|Ph.D Student||Zohar Barak|
|Subject||In Vitro Model for Mimicking Intravascular Flow in|
Implantable 3D Engineered Tissue
|Department||Department of Biomedical Engineering||Supervisor||PROF. Shulamit Levenberg|
Fabrication of a functional multi-scaled hierarchical vascular network remains an unmet need for cultivation and transplantation of 3D engineered tissues. One promising approach for vascularizing engineered tissue is to utilize the nature of ECs to arranged into a capillary network. In the presented study, we investigate the effect of flow on vascularization. We show how flow stimuli enhance vascular formation and maturation in 3D engineered tissue. Furthermore, we characterize vascularization kinetics using a proprietary multi-channel bioreactor enabling on-line imaging of cells cultured in different construct geometries. Additionally, we developed two models for integrating engineered macro-vessels with self-assembled capillaries to create multi-scale vasculature. The “AngioTube” which is a macro scale biodegradable tube processed in a unique pico-laser drilling technique for achieving a well-defined cylindrical micro channel array. Using both CFD model and particle tracking, we designed and evaluated the flow distribution and characterized the local pressure, velocity and wall shear stress inside the AngioTube. By this model we show how the precise geometry of the engineered micro-channels exclusively guides endothelial cells to form patent micro-vessels which sprout in accordance with channel orientation and anastomose with self-assembled capillaries.

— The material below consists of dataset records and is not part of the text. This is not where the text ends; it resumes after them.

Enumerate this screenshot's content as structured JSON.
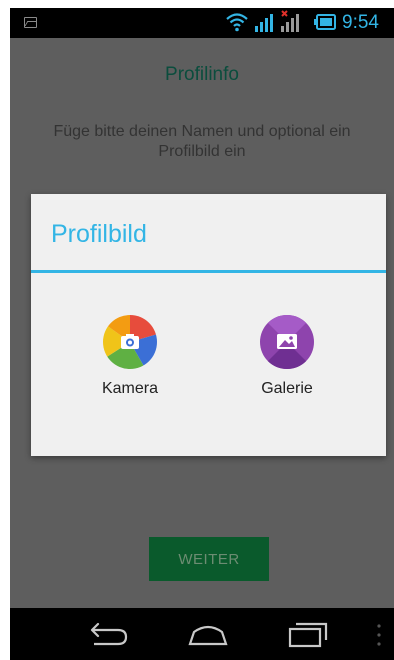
{
  "status_bar": {
    "time": "9:54",
    "icons": [
      "image-notification-icon",
      "wifi-icon",
      "signal-icon",
      "signal-no-sim-icon",
      "battery-icon"
    ],
    "accent_color": "#33b5e5"
  },
  "screen": {
    "title": "Profilinfo",
    "description": "Füge bitte deinen Namen und optional ein Profilbild ein",
    "continue_button": "WEITER"
  },
  "dialog": {
    "title": "Profilbild",
    "accent_color": "#33b5e5",
    "options": [
      {
        "label": "Kamera",
        "icon": "camera-icon"
      },
      {
        "label": "Galerie",
        "icon": "gallery-icon"
      }
    ]
  },
  "nav_bar": {
    "icons": [
      "back-icon",
      "home-icon",
      "recents-icon",
      "menu-icon"
    ]
  }
}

The second model is based on fabrication of patterned macro-vessels in a vascularized 3D engineered tissue. The lumen of the macro-vessel is lined with endothelial cells, which further sprout and anastomose with the surrounding self-assembled capillaries for creating a multi-scale vascularized tissue (MSVT). Anastomoses display tightly bonded cell junctions and vessel connectivity is demonstrated by dextran transfer. Additionally, physiological flow conditions are applied with a customized flow bioreactor, to achieve a MSVT with a natural endothelium structure. Finally, implantation of multi-scale vascularized graft in a mouse model resulted in a clear beneficial effect, as reflected by extensive host vessel penetration into the graft and a five-fold increase in blood perfusion via the engineered vessels. These promising results bring a better understanding of flow stimuli in multi-scale vascular architectures for advancing the field of tissue engineering toward transplanting real scale functional organs.